The rupee suffered losses against the dollar in the currency market during the outgoing week on the back of increased dollar demand and negative sentiments among investors about foreign inflows.
In the interbank market, the rupee on Monday lost 26 paisas, trading against dollar at 138.80, lower than the last closing at 138.54. The renewed payments pressures weighed on the currency.
The rupee depicted a little variation and closed at 138.82/dollar on Tuesday due to improvement in dollar supplies. In the following session, the rupee was stuck in a range-bound trading pattern. It ended at 138.81 against the greenback.
The rupee breached the barrier of 138 and closed at 139.18 against the dollar on Thursday. It closed the week at 139.27/dollar.

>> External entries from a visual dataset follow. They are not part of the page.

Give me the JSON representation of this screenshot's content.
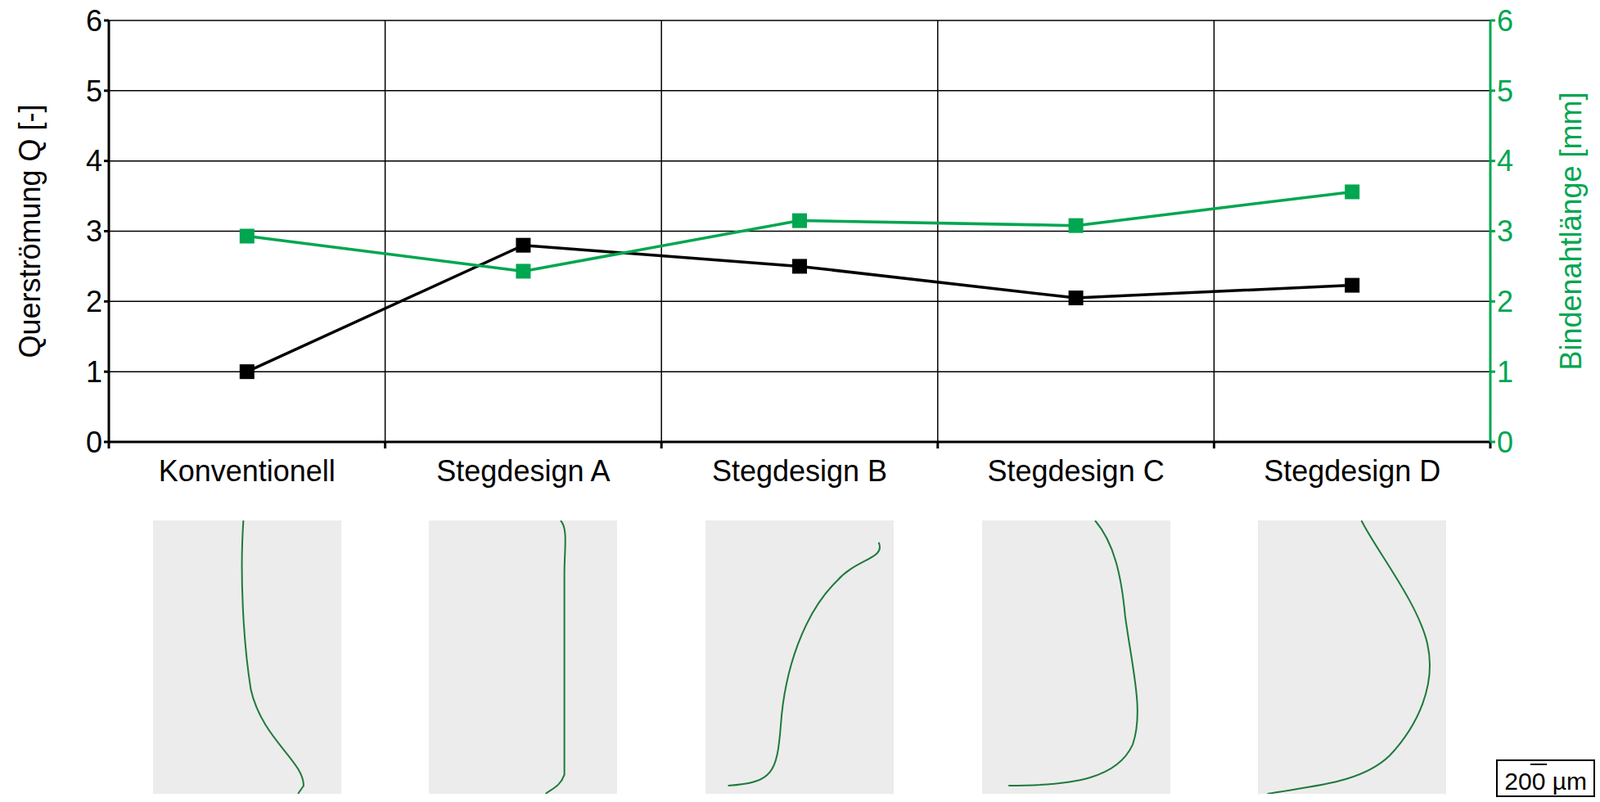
{
  "chart_data": {
    "type": "line",
    "categories": [
      "Konventionell",
      "Stegdesign A",
      "Stegdesign B",
      "Stegdesign C",
      "Stegdesign D"
    ],
    "series": [
      {
        "name": "Querströmung Q",
        "color": "#000000",
        "marker": "square",
        "values": [
          1.0,
          2.8,
          2.5,
          2.05,
          2.23
        ]
      },
      {
        "name": "Bindenahtlänge",
        "color": "#00a650",
        "marker": "square",
        "axis": "y2",
        "values": [
          2.93,
          2.43,
          3.15,
          3.08,
          3.56
        ]
      }
    ],
    "y_label": "Querströmung Q [-]",
    "y2_label": "Bindenahtlänge [mm]",
    "ylim": [
      0,
      6
    ],
    "yticks": [
      0,
      1,
      2,
      3,
      4,
      5,
      6
    ],
    "y2lim": [
      0,
      6
    ],
    "y2ticks": [
      0,
      1,
      2,
      3,
      4,
      5,
      6
    ],
    "grid": true
  },
  "scale_bar": "200 µm"
}
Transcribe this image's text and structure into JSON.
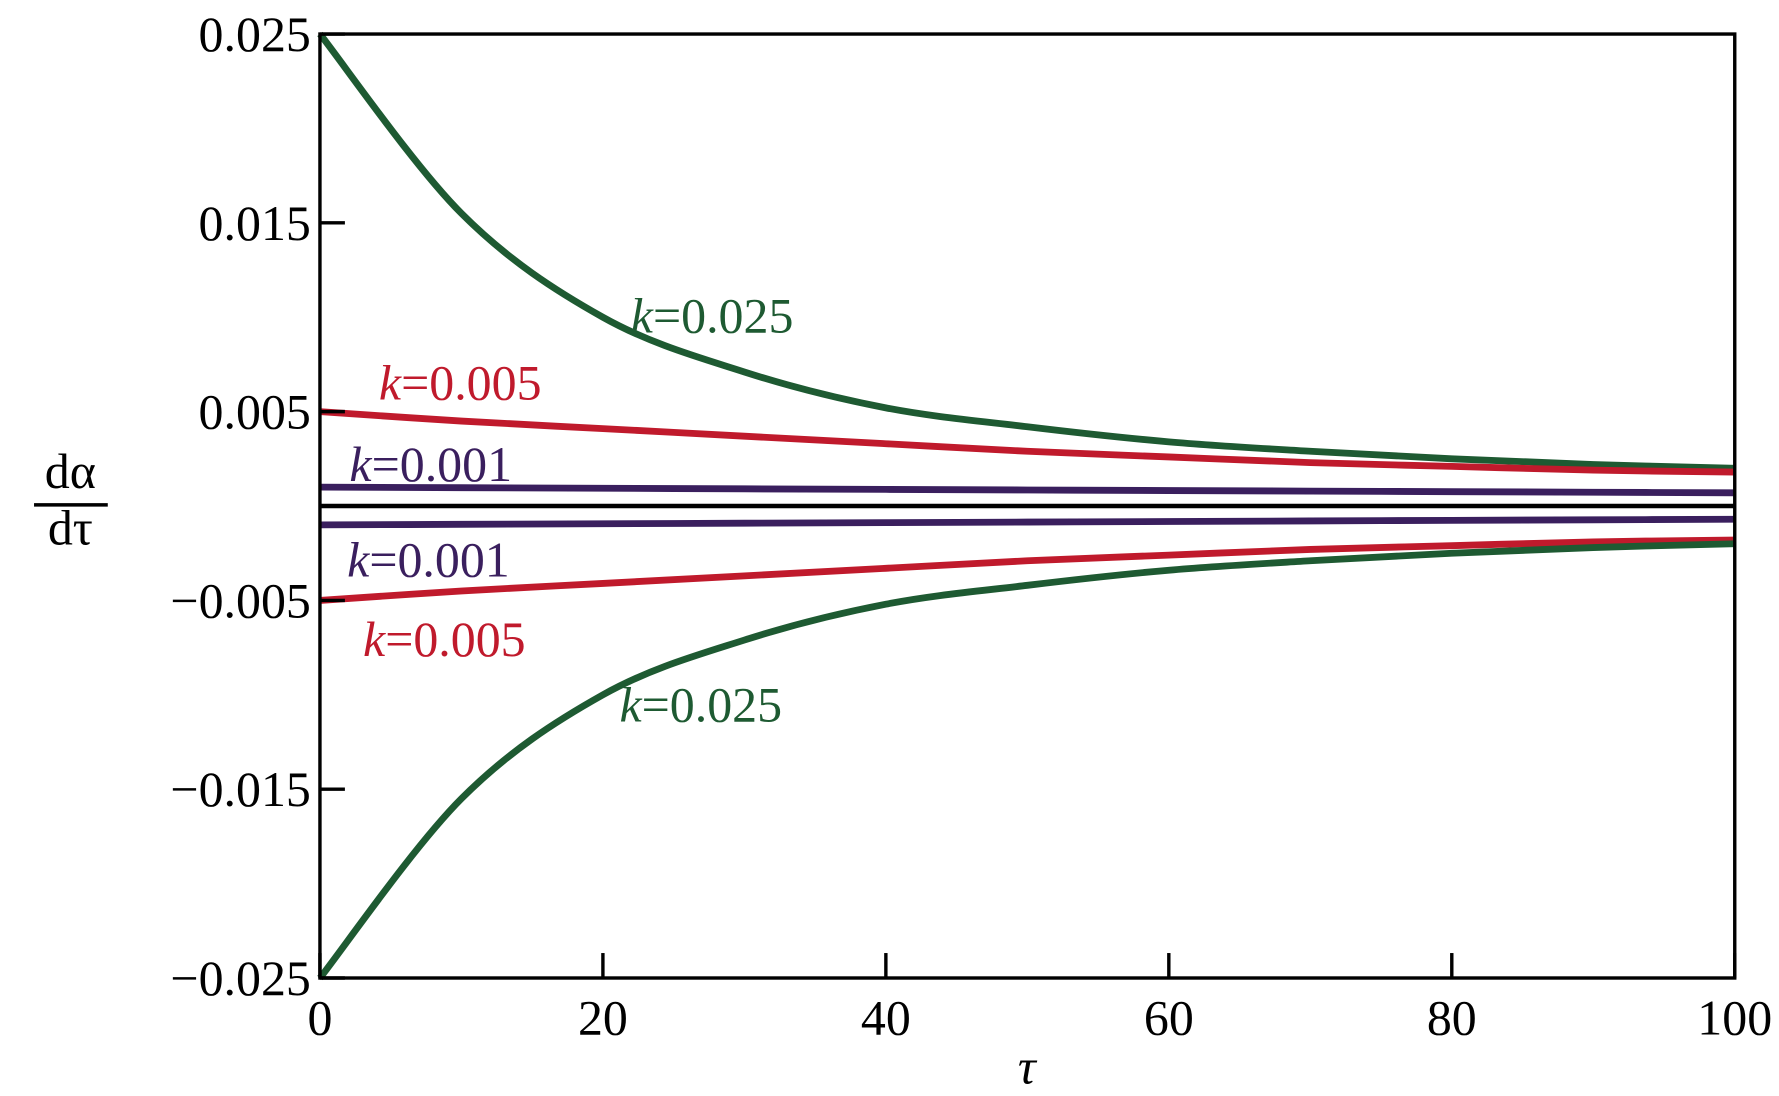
{
  "chart_data": {
    "type": "line",
    "title": "",
    "xlabel": "τ",
    "ylabel_numerator": "dα",
    "ylabel_denominator": "dτ",
    "xlim": [
      0,
      100
    ],
    "ylim": [
      -0.025,
      0.025
    ],
    "grid": false,
    "legend": "none (inline curve labels)",
    "xticks": [
      "0",
      "20",
      "40",
      "60",
      "80",
      "100"
    ],
    "xtick_values": [
      0,
      20,
      40,
      60,
      80,
      100
    ],
    "yticks": [
      "0.025",
      "0.015",
      "0.005",
      "−0.005",
      "−0.015",
      "−0.025"
    ],
    "ytick_values": [
      0.025,
      0.015,
      0.005,
      -0.005,
      -0.015,
      -0.025
    ],
    "x": [
      0,
      10,
      20,
      30,
      40,
      50,
      60,
      70,
      80,
      90,
      100
    ],
    "zero_line": {
      "y": 0,
      "color": "#000000"
    },
    "series": [
      {
        "name": "k=0.025 (upper)",
        "label_k": "k",
        "label_value": "=0.025",
        "color": "#1e5a32",
        "values": [
          0.025,
          0.0155,
          0.01,
          0.0071,
          0.0052,
          0.0042,
          0.0034,
          0.0029,
          0.0025,
          0.0022,
          0.002
        ]
      },
      {
        "name": "k=0.005 (upper)",
        "label_k": "k",
        "label_value": "=0.005",
        "color": "#c01a2c",
        "values": [
          0.005,
          0.0045,
          0.0041,
          0.0037,
          0.0033,
          0.0029,
          0.0026,
          0.0023,
          0.0021,
          0.0019,
          0.0018
        ]
      },
      {
        "name": "k=0.001 (upper)",
        "label_k": "k",
        "label_value": "=0.001",
        "color": "#3a1f5e",
        "values": [
          0.001,
          0.00097,
          0.00094,
          0.00091,
          0.00088,
          0.00085,
          0.00082,
          0.00079,
          0.00076,
          0.00073,
          0.0007
        ]
      },
      {
        "name": "k=0.001 (lower)",
        "label_k": "k",
        "label_value": "=0.001",
        "color": "#3a1f5e",
        "values": [
          -0.001,
          -0.00097,
          -0.00094,
          -0.00091,
          -0.00088,
          -0.00085,
          -0.00082,
          -0.00079,
          -0.00076,
          -0.00073,
          -0.0007
        ]
      },
      {
        "name": "k=0.005 (lower)",
        "label_k": "k",
        "label_value": "=0.005",
        "color": "#c01a2c",
        "values": [
          -0.005,
          -0.0045,
          -0.0041,
          -0.0037,
          -0.0033,
          -0.0029,
          -0.0026,
          -0.0023,
          -0.0021,
          -0.0019,
          -0.0018
        ]
      },
      {
        "name": "k=0.025 (lower)",
        "label_k": "k",
        "label_value": "=0.025",
        "color": "#1e5a32",
        "values": [
          -0.025,
          -0.0155,
          -0.01,
          -0.0071,
          -0.0052,
          -0.0042,
          -0.0034,
          -0.0029,
          -0.0025,
          -0.0022,
          -0.002
        ]
      }
    ]
  }
}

In the open market, the rupee traded at 139/139.40 against the dollar during the week.
Investors were optimistic about foreign financial inflows. Finance Minister Asad Umar last week said that Pakistan would receive around $1.4 billion inflows in the next two weeks after which the central bank’s foreign exchange reserves will rise to over $12 billion.
Improved sentiment over rupee and the foreign currency reserves was also reflected in the second and third trading session, as the central bank received $1 billion from the United Arab Emirates.
The State Bank of Pakistan (SBP) last week signed an agreement with Abu Dhabi Fund for Development (ADFD) for the placement of the second tranche of $2 billion.
The first tranche of $1 billion of the $3 billion UAE’s financial assistance was received in January 2019.
The ADFD, in January, committed $3 billion through a deposit into the State Bank’s accounts.
The local unit came under pressure in the last two sessions due to rise in the dollar demand. Moreover, the finance minister disclosed that Pakistan was not been able to get $3.2 billion oil on deferred payment facility from the United Arab Emirates.
The rupee is expected to remain range-bound over the next week. However, any news from the IMF on bailout package for the country will send a positive signal to the investors.
The government and the International Monetary Fund are expected to take any decision on the bailout package in the next couple of weeks.
The IMF mission chief is expected to visit the country on March 26. The country’s foreign exchange reserves rose to $14.965 billion during the week ended March 8 from $14.956 billion in the previous week.